当前位置:网站首页>[point cloud processing paper crazy reading classic version 10] - pointcnn: revolution on x-transformed points
[point cloud processing paper crazy reading classic version 10] - pointcnn: revolution on x-transformed points
2022-07-03 09:08:00 【LingbinBu】
PointCNN: Convolution On X-Transformed Points
Abstract
- problem : CNN Why so successful , That's because convolution operator Be able to take advantage of spatially-local correlation. But point clouds are irregular and disordered , So direct use kernel Convolution of point features will lead to the loss of shape information and the change of point cloud order
- Method : A simple and general framework is proposed PointCNN, For feature learning of point cloud , Learn from input points X \mathcal{X} X-transformation, It has achieved good results in two aspects :
① The weight of the input feature associated with these points
② Map the order of points to a potential and canonical The order of
stay X \mathcal{X} X-transformation Feature space will also be used convolution operator Multiplication and addition between elements of - Code :
①https://github.com/yangyanli/PointCNN TensorFlow edition
②https://github.com/pyg-team/pytorch_geometric PyTorch edition , This is a library , take PointCNN Encapsulation becomes a function
③https://github.com/nicolas-chaulet/torch-points3d Many classic articles are reproduced in a concentrated way

introduction
hypothesis C C C An unordered set of dimensional input features F = { f a , f b , f c , f d } \mathbb{F}=\left\{ { {f_a},{f_b},{f_c},{f_d}} \right\} F={ fa,fb,fc,fd} In the figure 1(( i i i)-( i v iv iv)) Is the same in all cases , And the size is 4 × C 4 \times C 4×C Of kernel K = [ k α , k β , k γ , k δ ] T \mathbf{K}=\left[k_{\alpha}, k_{\beta}, k_{\gamma}, k_{\delta}\right]^{T} K=[kα,kβ,kγ,kδ]T.
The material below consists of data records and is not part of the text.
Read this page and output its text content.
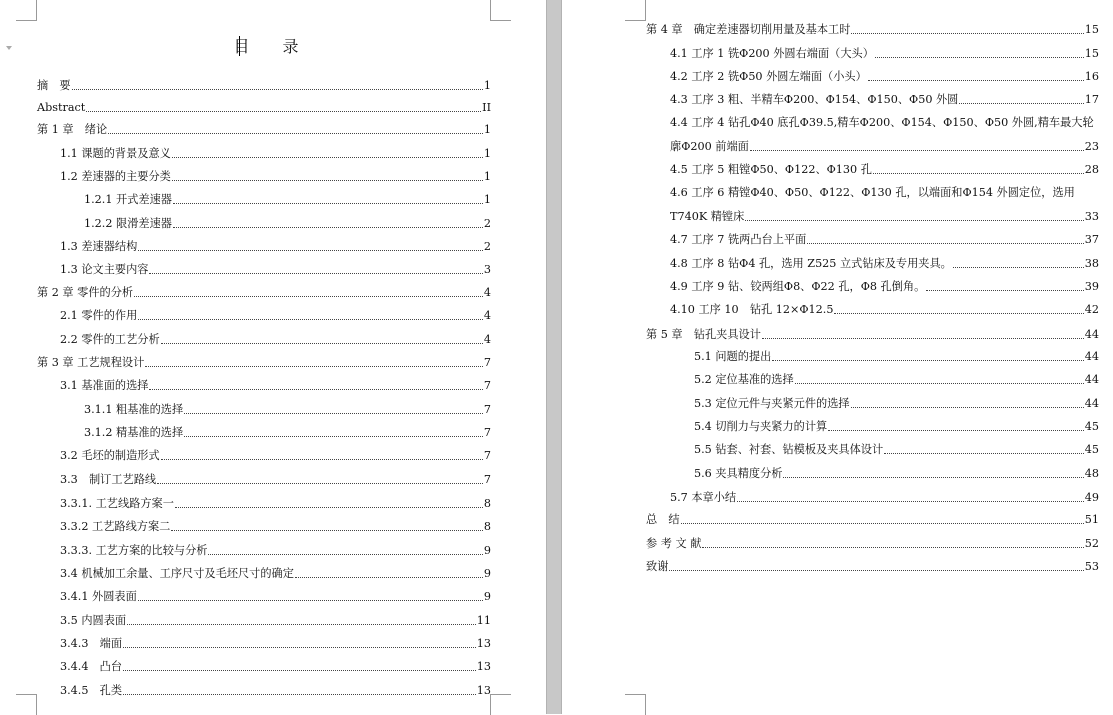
目 录
摘　要	1
Abstract	II
第 1 章　绪论	1
1.1 课题的背景及意义	1
1.2 差速器的主要分类	1
1.2.1 开式差速器	1
1.2.2 限滑差速器	2
1.3 差速器结构	2
1.3 论文主要内容	3
第 2 章 零件的分析	4
2.1 零件的作用	4
2.2 零件的工艺分析	4
第 3 章 工艺规程设计	7
3.1 基准面的选择	7
3.1.1 粗基准的选择	7
3.1.2 精基准的选择	7
3.2 毛坯的制造形式	7
3.3　制订工艺路线	7
3.3.1. 工艺线路方案一	8
3.3.2 工艺路线方案二	8
3.3.3. 工艺方案的比较与分析	9
3.4 机械加工余量、工序尺寸及毛坯尺寸的确定	9
3.4.1 外圆表面	9
3.5 内圆表面	11
3.4.3　端面	13
3.4.4　凸台	13
3.4.5　孔类	13
第 4 章　确定差速器切削用量及基本工时	15
4.1 工序 1 铣Φ200 外圆右端面（大头）	15
4.2 工序 2 铣Φ50 外圆左端面（小头）	16
4.3 工序 3 粗、半精车Φ200、Φ154、Φ150、Φ50 外圆	17
4.4 工序 4 钻孔Φ40 底孔Φ39.5,精车Φ200、Φ154、Φ150、Φ50 外圆,精车最大轮
廓Φ200 前端面	23
4.5 工序 5 粗镗Φ50、Φ122、Φ130 孔	28
4.6 工序 6 精镗Φ40、Φ50、Φ122、Φ130 孔，以端面和Φ154 外圆定位，选用
T740K 精镗床	33
4.7 工序 7 铣两凸台上平面	37
4.8 工序 8 钻Φ4 孔，选用 Z525 立式钻床及专用夹具。	38
4.9 工序 9 钻、铰两组Φ8、Φ22 孔，Φ8 孔倒角。	39
4.10 工序 10　钻孔 12×Φ12.5	42
第 5 章　钻孔夹具设计	44
5.1 问题的提出	44
5.2 定位基准的选择	44
5.3 定位元件与夹紧元件的选择	44
5.4 切削力与夹紧力的计算	45
5.5 钻套、衬套、钻模板及夹具体设计	45
5.6 夹具精度分析	48
5.7 本章小结	49
总　结	51
参 考 文 献	52
致谢	53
In the figure 1( i i i) in , The structure of the grid following a given rule , Local 2 × 2 2 \times 2 2×2patch The features in can be written with the size 4 × C 4 \times C 4×C Of [ f a , f b , f c , f d ] T \left[f_{a}, f_{b}, f_{c}, f_{d}\right]^{T} [fa,fb,fc,fd]T, Through and with K \mathbf{K} K Convolution , obtain f i = Conv ( K , [ f a , f b , f c , f d ] T ) f_{i}=\operatorname{Conv}\left(\mathbf{K},\left[f_{a}, f_{b}, f_{c}, f_{d}\right]^{T}\right) fi=Conv(K,[fa,fb,fc,fd]T), among Conv ( ⋅ , ⋅ ) \operatorname{Conv}(\cdot, \cdot) Conv(⋅,⋅) It is a simple multiplication between elements and sum 2 ^2 2 The operation of .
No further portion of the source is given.